Essential dental public health

  • B. Daly,
  • R. Watt,
  • P. Batchelor &
  • E. Treasure
Oxford: Oxford University Press, 2002 price: £24.95, pp372 ISBN 0192629743 | ISBN: 0-192-62974-3

This booked is aimed primarily at dental undergraduates based in the UK. In recognition that dental public health is a recognized core subject in most undergraduate dental curricula, this book aims to provide the 'busy dental undergraduate' with information on the key elements of dental public health which will be covered in their undergraduate course. First impressions are that the layout of the book, with many diagrams and boxes containing key points, makes it interesting and easy to read. At the beginning of each chapter there is a list of learning objectives that will be covered within the chapter. This is particularly helpful, since the main motivation of most undergraduates using the book will be 'what am I expected to know and understand in this area?'

Whilst dental public health can be viewed as a mainly postgraduate subject, the challenge in providing a textbook for undergraduates in this subject, is to make the subject meaningful and useful for a group, the majority of whom will spend their working lives as primary dental care practitioners. The authors see dental public health as a way of developing the students' analytical skills, with an end product of a practitioner who has a wider ethical perspective on his role in providing care within a community and a questioning approach to the delivery of care. This influences the book in that there are many discussion points presented within the book that are designed to stimulate debate and discussion. However, several of these questions are very broad, often imponderable questions, which would be difficult for the average undergraduate to consider without the stimulation and help of fellow students or a teacher. Although the book does not contain any answers to these discussion points, key issues raised are to be posted on the Oxford University Press website. It does however mean that the book is not a stand-alone text for undergraduates who do not have access to the internet. It may be that the discussion points are also intended as material for use in small group teaching of undergraduates in the dental school, which would be a good way getting the most benefit from the book.

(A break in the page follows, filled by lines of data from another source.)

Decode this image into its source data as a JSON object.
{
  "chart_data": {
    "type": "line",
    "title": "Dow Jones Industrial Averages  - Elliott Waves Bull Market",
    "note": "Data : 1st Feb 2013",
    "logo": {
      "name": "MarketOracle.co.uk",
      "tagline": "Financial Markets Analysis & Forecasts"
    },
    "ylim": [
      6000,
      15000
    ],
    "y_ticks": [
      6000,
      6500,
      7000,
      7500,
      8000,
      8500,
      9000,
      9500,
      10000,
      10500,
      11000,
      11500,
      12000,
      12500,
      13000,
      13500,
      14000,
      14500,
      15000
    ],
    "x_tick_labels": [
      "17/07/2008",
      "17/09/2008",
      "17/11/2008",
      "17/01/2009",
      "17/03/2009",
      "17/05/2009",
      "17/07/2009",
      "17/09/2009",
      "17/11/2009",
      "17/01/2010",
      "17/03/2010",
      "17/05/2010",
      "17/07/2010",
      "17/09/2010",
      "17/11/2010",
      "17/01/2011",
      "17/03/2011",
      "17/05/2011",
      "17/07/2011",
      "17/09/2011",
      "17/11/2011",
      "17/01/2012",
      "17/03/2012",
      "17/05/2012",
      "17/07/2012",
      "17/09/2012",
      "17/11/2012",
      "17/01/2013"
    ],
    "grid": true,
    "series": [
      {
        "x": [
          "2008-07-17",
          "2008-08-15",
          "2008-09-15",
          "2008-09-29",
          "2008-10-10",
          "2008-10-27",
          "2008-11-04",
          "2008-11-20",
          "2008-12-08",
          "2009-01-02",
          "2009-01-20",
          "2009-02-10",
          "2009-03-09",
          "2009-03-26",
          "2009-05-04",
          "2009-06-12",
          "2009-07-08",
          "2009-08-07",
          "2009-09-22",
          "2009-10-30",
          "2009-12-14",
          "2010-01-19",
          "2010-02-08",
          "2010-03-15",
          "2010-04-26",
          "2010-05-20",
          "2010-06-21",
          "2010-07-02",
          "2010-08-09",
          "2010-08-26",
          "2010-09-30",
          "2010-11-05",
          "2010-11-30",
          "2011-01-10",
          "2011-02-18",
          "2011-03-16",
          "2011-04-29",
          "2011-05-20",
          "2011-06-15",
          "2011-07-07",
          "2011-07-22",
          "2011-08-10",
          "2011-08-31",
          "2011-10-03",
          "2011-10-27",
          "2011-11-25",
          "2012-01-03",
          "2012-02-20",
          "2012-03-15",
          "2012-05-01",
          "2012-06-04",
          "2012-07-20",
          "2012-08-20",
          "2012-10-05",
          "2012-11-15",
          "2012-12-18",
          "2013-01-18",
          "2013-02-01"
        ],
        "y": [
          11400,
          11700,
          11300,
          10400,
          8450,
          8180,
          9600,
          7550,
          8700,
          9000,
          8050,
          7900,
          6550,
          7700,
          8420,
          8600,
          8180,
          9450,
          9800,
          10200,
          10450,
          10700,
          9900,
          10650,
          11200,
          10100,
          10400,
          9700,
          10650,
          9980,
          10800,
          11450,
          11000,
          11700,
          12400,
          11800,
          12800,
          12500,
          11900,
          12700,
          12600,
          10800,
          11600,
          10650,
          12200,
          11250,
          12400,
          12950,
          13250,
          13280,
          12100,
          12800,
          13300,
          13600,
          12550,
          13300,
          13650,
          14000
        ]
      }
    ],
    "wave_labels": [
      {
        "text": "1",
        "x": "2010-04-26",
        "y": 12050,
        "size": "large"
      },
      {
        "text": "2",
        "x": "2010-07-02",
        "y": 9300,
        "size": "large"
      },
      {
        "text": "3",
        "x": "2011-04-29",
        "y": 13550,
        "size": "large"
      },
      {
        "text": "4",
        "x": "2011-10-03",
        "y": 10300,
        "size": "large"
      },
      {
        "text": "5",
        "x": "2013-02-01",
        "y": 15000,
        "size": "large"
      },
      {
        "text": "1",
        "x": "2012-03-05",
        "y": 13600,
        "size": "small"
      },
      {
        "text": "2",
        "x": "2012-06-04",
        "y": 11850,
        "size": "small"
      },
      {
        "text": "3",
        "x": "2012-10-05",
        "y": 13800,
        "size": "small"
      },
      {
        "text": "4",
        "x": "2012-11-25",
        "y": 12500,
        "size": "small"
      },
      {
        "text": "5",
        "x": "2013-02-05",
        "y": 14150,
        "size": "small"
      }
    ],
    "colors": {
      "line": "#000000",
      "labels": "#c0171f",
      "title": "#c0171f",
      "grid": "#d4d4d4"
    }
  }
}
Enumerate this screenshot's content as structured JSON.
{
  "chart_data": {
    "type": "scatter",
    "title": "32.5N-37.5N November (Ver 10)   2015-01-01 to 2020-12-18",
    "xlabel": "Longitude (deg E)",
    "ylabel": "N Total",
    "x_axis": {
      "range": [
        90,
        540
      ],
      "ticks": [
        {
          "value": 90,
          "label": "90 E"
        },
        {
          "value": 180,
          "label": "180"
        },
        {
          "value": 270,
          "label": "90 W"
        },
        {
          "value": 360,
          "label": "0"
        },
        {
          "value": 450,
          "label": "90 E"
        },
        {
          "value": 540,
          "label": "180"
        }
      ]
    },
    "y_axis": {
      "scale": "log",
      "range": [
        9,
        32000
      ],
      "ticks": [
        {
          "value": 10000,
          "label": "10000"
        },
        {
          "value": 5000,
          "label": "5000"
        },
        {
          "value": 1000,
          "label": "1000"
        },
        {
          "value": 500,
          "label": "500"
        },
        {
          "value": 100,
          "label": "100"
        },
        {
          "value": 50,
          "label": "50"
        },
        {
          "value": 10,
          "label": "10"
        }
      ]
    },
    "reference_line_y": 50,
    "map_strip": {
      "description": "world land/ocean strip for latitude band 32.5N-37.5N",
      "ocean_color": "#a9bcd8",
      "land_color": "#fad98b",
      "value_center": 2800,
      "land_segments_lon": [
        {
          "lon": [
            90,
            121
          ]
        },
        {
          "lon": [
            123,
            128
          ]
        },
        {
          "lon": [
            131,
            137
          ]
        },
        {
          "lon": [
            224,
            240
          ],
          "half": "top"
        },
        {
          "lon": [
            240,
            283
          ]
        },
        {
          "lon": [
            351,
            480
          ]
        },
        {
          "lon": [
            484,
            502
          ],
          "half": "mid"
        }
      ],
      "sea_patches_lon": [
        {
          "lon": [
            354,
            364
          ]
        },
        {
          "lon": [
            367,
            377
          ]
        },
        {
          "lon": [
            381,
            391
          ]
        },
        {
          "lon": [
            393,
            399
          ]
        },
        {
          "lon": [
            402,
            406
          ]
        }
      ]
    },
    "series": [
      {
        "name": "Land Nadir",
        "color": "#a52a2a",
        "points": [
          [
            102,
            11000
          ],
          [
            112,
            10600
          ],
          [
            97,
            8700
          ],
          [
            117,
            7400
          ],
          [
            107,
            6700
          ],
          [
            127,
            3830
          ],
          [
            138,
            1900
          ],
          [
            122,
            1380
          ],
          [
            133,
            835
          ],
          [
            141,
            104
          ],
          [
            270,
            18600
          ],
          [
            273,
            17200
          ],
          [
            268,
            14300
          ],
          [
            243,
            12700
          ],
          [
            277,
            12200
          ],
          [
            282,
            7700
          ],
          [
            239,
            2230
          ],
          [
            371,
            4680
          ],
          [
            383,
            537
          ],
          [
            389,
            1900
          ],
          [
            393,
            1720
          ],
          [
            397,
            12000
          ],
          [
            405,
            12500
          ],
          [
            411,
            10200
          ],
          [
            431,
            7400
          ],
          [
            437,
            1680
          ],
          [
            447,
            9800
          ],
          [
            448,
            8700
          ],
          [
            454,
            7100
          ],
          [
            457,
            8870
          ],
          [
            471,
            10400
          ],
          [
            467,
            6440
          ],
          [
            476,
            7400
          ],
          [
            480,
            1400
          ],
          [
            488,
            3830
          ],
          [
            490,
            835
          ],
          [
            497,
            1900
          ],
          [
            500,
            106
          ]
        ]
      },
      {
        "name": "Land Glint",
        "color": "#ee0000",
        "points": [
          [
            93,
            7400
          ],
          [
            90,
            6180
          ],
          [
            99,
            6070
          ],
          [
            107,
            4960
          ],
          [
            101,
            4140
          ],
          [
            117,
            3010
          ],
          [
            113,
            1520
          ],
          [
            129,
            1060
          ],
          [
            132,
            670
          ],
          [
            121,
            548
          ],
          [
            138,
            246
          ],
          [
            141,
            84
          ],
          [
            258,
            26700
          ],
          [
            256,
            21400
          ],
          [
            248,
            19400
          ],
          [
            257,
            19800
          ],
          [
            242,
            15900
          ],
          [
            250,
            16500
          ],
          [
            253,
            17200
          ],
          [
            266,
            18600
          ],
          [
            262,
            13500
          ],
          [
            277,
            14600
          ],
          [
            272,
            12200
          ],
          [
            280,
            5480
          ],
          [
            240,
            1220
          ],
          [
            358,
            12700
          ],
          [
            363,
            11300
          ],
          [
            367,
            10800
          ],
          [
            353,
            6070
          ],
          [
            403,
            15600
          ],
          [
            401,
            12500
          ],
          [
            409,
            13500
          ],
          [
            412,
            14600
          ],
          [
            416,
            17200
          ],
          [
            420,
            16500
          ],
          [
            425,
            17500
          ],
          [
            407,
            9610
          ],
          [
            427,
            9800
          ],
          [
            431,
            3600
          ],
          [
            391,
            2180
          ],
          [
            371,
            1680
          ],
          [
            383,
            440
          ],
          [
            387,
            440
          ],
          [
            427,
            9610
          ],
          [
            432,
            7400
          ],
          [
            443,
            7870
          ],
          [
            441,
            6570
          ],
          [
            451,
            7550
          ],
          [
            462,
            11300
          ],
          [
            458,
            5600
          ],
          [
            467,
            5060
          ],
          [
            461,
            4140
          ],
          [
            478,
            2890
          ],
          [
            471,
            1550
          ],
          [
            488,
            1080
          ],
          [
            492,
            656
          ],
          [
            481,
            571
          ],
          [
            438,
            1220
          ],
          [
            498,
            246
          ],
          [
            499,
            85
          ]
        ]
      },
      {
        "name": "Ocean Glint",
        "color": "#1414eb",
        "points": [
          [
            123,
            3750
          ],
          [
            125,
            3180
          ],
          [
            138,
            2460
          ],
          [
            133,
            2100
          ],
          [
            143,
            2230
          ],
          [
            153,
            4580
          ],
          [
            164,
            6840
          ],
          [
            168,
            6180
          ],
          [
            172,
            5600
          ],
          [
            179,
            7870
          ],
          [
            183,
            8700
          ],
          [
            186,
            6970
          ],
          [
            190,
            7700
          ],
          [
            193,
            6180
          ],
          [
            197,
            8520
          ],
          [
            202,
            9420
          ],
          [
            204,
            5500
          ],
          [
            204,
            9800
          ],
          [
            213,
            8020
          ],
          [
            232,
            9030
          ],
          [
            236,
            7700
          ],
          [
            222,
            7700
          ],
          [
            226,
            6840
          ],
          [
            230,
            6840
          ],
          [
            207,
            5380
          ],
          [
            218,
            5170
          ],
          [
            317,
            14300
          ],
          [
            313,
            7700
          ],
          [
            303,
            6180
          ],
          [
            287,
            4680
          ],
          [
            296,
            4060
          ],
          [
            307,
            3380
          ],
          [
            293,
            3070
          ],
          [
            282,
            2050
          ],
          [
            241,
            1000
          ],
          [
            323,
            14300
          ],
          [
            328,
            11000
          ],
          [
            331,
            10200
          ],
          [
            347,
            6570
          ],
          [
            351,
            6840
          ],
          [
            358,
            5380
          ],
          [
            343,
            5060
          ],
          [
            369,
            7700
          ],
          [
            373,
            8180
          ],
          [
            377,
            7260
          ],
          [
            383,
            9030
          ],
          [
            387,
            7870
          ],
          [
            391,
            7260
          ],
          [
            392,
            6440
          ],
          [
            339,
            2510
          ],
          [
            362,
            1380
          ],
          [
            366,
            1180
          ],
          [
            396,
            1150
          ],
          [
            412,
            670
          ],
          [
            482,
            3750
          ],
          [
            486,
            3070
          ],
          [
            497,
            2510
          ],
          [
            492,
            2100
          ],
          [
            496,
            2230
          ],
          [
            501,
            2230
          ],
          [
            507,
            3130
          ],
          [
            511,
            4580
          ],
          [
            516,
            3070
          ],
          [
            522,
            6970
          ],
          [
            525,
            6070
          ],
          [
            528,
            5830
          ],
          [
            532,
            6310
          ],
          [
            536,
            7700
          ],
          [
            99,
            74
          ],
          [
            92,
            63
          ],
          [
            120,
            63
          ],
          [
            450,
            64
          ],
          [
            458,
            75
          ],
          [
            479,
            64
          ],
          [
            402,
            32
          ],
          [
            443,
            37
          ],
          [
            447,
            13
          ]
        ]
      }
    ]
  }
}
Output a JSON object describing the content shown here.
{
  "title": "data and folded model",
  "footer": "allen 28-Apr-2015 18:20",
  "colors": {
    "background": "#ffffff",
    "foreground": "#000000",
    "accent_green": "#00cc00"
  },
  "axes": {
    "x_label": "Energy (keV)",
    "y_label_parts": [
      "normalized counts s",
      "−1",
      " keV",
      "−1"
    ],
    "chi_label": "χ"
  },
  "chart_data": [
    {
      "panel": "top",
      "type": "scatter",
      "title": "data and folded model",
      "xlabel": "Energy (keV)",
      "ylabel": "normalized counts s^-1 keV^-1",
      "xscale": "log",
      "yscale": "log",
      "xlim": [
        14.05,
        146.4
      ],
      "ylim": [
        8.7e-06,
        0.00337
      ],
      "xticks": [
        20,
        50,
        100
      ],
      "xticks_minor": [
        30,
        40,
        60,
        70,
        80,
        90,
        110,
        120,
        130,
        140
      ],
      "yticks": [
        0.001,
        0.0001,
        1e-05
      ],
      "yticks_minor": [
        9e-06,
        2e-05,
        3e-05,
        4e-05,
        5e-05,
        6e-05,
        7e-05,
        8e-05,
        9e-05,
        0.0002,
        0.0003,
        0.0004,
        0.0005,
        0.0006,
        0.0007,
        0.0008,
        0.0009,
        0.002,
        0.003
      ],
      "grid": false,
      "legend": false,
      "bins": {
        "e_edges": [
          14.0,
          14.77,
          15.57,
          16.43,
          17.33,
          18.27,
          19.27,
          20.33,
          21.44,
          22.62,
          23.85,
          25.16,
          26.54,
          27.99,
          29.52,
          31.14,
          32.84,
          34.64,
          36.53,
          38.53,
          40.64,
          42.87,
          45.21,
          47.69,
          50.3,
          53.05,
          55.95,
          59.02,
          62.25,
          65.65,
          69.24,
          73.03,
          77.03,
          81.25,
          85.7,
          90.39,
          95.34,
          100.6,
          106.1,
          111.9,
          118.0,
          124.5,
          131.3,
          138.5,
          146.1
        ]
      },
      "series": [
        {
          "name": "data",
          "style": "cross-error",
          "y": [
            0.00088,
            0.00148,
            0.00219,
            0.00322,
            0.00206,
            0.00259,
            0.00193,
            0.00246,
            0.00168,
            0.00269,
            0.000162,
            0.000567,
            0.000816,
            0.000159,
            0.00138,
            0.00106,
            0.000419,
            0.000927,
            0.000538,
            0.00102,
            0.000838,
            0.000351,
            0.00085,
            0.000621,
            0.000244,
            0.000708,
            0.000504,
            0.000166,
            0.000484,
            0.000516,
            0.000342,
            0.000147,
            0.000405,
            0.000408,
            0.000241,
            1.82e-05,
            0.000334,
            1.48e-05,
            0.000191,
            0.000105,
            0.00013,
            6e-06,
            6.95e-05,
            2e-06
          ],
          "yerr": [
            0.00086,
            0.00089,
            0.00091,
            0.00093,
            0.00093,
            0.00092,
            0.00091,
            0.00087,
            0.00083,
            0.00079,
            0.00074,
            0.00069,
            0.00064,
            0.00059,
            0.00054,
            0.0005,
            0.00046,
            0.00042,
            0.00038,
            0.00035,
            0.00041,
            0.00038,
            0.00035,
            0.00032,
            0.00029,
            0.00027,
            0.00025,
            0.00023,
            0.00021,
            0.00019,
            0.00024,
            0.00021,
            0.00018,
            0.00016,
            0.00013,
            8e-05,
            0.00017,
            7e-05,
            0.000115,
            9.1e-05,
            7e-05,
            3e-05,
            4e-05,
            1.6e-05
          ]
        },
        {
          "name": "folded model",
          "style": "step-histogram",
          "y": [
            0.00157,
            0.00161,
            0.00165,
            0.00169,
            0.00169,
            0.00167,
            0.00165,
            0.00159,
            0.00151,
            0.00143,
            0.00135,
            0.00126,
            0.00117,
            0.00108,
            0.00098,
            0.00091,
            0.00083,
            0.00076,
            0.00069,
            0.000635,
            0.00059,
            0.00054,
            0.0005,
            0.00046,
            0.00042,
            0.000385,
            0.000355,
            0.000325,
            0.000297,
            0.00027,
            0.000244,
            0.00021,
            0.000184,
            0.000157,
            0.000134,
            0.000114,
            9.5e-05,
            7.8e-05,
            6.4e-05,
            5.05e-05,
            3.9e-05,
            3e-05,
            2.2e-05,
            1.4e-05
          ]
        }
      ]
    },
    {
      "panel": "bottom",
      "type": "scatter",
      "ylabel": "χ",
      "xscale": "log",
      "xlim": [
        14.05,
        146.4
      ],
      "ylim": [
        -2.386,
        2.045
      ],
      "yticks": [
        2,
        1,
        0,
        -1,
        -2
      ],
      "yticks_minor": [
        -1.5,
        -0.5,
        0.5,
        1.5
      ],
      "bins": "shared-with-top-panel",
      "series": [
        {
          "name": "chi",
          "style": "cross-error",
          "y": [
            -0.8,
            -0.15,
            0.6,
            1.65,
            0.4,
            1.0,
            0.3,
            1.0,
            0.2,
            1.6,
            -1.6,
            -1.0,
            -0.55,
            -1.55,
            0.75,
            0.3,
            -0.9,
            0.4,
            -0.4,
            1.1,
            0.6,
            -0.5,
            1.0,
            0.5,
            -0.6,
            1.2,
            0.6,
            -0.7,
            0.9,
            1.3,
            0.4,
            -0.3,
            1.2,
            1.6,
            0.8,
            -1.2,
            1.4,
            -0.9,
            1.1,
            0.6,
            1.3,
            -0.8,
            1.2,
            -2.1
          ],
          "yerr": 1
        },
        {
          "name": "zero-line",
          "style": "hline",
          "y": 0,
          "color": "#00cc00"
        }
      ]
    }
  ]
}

Several of the authors are from London dental schools and there is a resultant significant emphasis on a whole-population approach to public health. Whilst much can be said in support of this approach, the book does not provide a very balanced view, and there is the potential that readers will feel that the role of dental practitioners is of little significance in terms of addressing dental public health needs, which is paradoxical since the majority of readers will, in all probability, end up as primary dental care practitioners.